Many AI solutions will benefit from your own finance data, your customer data, your product data; if it’s maybe an efficiency play, you have people data. Those are, in our view, “no-regret” things to get structured in ways in which AI can leverage and use them over time. Like finance, for example: At any point somewhere you’re going to have to connect the impact back into the finance systems, right? So, how it connects to that will be important. Product and customer are usually enormous data sets that are not always clean; let’s put it that way. It takes real work to get them in good shape.

What does it look like to clean up data?

The data is in so many different spots. The data is not always captured consistently, and so you get a lot of messy data, or gaps in the data…And the more messy that is, the more expensive it becomes, particularly when that data sits in a cloud.

Is IT being asked to do everything? And what are ways to make sure an IT professional doesn’t get overwhelmed with this process?

What I sometimes see is people get so excited about the opportunities but they don’t fully appreciate how long some of these things take to build—not just from a technical perspective, but then rollout and scale across the organization. I think the technical professionals can continue to reinforce just the time it takes to do some of these things.

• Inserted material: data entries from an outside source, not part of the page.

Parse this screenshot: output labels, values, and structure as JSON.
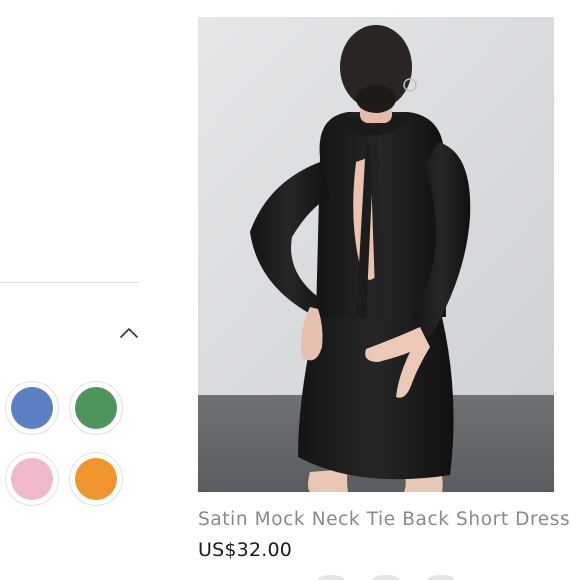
{
  "filters": {
    "toggle_icon": "chevron-up-icon",
    "color_swatches": [
      {
        "name": "blue",
        "color": "#5b80c4"
      },
      {
        "name": "green",
        "color": "#4c9459"
      },
      {
        "name": "pink",
        "color": "#efb8cb"
      },
      {
        "name": "orange",
        "color": "#f09630"
      }
    ]
  },
  "product": {
    "title": "Satin Mock Neck Tie Back Short Dress",
    "price": "US$32.00",
    "image_icon": "product-photo"
  }
}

Like the data-engineering side and getting the data structure in good shape: That’s often the long pole in the tent. Building the models and building the solutions—of course, you need great, smart people to go do that, but that’s usually a solvable problem. It’s getting the data structured up front, getting access to it, and then rolling it out and scaling it, which has less to do with technology, and has become such a huge part of driving an impact.